Cela fait partie des sujets qui seront étudiés par le groupe de travail sur les bureaux municipaux de proximité, lancé par Sophie Roques au dernier conseil municipal. C’est aussi un des enjeux de modernisation de nos services municipaux. Les habitudes des Marseillaises et des Marseillais ont évolué depuis des années. Mais nos services n’ont pas bougé. Comment est-ce qu’on apporte le meilleur service possible à l’ensemble de nos usagers ? La question des horaires d’ouverture en fait partie.
Ça passe aussi par la dématérialisation d’un certain nombre de procédures. Et nous menons aussi des réflexions sur le nomadisme de nos services publics pour qu’on puisse aller au plus près des gens.
C’est-à-dire, avec des bus ?
C’est avoir la possibilité d’aller au plus près des usagers pour ceux qui en sont les plus éloignés (sourires).
Les dates des élections départementales ont été confirmées, elles auront lieu les 13 et 20 juin. Comment vous positionnez-vous ?

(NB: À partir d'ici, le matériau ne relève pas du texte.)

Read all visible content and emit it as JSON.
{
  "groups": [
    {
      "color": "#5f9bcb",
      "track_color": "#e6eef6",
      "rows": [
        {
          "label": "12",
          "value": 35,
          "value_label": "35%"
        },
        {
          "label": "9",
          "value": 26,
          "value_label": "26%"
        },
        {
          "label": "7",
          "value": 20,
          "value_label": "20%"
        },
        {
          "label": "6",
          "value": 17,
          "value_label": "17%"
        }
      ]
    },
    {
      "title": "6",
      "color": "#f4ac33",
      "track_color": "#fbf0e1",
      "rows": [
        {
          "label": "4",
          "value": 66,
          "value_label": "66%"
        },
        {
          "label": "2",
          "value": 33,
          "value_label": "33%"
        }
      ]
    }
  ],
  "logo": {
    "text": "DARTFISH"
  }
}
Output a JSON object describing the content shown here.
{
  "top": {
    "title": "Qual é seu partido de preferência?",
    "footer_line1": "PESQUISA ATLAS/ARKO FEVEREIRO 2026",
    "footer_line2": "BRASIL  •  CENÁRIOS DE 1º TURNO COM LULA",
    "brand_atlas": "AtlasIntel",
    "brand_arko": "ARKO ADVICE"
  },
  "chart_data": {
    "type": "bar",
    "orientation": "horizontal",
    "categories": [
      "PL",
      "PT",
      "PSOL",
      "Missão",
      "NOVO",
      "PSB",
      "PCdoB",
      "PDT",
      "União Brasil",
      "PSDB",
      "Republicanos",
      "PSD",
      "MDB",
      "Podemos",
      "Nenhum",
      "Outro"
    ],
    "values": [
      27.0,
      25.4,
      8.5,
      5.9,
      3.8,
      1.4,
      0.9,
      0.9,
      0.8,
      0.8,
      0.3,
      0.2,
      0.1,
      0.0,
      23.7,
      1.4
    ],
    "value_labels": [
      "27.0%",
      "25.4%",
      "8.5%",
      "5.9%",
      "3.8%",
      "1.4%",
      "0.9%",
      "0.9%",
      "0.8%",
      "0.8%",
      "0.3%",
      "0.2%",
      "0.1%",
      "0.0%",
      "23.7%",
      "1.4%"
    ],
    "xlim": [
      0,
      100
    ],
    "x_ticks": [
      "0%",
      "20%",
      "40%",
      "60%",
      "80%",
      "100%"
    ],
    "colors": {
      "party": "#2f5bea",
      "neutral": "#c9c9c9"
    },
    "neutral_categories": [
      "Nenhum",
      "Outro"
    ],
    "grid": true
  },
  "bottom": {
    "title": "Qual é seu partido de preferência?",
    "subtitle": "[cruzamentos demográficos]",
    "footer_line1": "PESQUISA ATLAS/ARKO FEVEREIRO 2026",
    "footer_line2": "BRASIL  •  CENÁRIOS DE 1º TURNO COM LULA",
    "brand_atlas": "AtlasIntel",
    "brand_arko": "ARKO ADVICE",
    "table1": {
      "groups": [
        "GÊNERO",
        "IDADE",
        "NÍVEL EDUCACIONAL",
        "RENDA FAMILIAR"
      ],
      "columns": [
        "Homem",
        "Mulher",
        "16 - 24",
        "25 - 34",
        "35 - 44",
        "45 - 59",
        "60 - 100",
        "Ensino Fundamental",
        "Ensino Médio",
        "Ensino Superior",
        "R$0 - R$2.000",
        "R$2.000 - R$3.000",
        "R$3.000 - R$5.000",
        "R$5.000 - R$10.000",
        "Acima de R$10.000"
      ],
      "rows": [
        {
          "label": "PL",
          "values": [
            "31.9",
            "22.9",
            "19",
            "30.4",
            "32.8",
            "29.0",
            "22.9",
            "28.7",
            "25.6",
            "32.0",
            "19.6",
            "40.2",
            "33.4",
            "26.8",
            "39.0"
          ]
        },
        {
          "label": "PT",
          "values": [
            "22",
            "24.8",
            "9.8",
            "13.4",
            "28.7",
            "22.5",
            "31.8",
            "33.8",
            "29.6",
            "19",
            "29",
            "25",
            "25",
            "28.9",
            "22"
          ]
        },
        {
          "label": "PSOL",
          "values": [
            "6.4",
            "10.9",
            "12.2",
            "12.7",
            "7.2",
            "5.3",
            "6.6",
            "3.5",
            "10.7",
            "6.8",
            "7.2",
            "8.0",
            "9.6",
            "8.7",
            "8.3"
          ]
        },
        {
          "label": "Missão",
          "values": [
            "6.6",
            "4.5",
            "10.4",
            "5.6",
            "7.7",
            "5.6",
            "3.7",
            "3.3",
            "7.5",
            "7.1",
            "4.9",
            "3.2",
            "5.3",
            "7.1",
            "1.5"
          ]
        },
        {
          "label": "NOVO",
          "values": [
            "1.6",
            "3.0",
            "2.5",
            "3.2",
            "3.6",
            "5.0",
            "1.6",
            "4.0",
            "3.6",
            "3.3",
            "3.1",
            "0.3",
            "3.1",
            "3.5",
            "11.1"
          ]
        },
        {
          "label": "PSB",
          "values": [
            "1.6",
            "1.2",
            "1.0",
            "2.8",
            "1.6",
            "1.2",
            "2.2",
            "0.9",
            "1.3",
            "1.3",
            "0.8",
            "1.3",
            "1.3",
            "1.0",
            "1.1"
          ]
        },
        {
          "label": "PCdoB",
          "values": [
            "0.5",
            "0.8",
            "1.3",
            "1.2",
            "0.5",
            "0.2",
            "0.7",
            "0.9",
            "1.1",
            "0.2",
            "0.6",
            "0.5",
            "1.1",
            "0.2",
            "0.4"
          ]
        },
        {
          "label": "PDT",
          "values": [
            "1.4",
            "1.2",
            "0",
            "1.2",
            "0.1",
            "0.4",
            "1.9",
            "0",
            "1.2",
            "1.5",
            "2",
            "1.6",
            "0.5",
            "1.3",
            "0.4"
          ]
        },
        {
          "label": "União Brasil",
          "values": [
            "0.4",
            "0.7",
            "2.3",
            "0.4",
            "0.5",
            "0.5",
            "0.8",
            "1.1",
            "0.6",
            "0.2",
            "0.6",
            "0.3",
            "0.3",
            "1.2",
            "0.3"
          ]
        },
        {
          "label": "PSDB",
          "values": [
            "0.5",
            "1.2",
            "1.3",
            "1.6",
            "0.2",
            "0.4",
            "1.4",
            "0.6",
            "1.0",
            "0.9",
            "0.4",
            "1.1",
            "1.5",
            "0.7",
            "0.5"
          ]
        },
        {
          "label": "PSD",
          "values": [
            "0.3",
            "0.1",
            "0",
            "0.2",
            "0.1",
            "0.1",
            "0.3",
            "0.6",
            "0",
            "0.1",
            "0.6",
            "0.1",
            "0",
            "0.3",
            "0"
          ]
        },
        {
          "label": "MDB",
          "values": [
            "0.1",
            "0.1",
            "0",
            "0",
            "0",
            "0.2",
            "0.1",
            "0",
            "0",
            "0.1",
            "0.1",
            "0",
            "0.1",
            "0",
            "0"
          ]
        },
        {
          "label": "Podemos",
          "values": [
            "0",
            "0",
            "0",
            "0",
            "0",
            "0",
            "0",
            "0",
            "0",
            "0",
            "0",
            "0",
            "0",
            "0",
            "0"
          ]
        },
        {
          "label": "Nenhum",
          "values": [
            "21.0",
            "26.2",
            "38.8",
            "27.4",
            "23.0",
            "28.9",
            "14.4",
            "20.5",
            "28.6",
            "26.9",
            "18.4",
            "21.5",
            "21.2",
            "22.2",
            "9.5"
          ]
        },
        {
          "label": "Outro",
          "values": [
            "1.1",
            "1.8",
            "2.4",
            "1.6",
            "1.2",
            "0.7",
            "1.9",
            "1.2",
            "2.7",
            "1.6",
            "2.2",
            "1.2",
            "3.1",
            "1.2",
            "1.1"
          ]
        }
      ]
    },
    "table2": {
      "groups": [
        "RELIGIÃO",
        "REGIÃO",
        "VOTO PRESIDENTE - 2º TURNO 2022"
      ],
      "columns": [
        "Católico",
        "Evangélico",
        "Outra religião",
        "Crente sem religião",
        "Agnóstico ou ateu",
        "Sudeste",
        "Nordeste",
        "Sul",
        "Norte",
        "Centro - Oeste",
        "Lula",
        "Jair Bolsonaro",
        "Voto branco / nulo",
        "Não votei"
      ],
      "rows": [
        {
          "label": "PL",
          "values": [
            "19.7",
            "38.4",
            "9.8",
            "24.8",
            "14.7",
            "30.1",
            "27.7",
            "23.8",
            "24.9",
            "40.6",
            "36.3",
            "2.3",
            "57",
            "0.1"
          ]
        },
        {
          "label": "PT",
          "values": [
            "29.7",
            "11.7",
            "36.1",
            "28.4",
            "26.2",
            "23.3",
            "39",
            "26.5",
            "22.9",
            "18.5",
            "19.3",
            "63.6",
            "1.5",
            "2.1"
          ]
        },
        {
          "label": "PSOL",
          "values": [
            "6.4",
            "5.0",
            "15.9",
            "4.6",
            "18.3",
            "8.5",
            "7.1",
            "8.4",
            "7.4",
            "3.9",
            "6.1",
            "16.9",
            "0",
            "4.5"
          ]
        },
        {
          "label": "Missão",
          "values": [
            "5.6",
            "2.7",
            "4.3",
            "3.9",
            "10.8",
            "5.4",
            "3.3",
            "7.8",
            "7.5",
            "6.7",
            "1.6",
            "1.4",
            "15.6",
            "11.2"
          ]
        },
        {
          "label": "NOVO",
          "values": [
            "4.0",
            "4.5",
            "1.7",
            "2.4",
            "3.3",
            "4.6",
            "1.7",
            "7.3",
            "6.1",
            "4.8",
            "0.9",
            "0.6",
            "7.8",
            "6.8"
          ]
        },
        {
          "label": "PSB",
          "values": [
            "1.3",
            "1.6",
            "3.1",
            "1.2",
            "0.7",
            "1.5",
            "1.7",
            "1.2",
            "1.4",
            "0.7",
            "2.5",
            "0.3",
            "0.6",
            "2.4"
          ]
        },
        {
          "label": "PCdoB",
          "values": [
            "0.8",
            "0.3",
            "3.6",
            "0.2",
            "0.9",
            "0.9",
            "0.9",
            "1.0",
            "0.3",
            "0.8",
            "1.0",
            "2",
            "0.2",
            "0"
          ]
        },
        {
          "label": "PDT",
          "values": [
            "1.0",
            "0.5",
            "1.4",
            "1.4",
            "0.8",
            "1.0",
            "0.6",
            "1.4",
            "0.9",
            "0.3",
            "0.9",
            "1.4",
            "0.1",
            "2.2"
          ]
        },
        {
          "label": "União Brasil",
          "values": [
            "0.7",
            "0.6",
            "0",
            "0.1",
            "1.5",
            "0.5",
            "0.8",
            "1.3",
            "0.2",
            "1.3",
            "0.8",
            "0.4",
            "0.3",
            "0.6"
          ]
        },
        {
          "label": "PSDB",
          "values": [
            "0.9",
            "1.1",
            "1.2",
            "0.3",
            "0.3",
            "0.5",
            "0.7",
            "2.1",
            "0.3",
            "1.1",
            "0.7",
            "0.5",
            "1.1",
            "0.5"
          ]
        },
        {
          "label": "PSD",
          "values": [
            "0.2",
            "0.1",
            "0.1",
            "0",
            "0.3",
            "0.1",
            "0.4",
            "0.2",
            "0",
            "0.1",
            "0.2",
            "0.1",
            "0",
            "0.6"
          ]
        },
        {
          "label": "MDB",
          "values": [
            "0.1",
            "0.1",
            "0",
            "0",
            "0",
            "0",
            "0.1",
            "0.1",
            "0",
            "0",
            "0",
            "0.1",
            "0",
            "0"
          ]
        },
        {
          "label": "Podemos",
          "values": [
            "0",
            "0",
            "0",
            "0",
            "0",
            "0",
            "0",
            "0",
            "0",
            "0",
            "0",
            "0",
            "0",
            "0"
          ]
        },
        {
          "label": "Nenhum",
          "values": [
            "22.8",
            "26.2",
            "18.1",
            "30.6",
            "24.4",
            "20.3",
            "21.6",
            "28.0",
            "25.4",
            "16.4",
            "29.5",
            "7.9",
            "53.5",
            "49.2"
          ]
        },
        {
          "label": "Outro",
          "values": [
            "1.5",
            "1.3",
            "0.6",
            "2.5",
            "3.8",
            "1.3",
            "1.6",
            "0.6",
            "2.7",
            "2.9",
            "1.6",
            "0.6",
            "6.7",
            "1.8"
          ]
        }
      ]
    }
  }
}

Sur ce point, la vision de Mad Mars et celle du Printemps marseillais convergent, parce que c’est dans notre ADN à tous les deux. Je suis persuadée que pour les Départementales comme pour les Régionales, si les forces écologistes, de gauche et citoyennes se rassemblent, il y a un chemin pour la victoire.
Vous souhaitez jouer un rôle dans ces scrutins ?
Je vais jouer un rôle ? Certainement. Maintenant qu’on est responsables politiques, c’est de notre responsabilité d’aller aussi dans ces combats-là et faire progresser nos idées.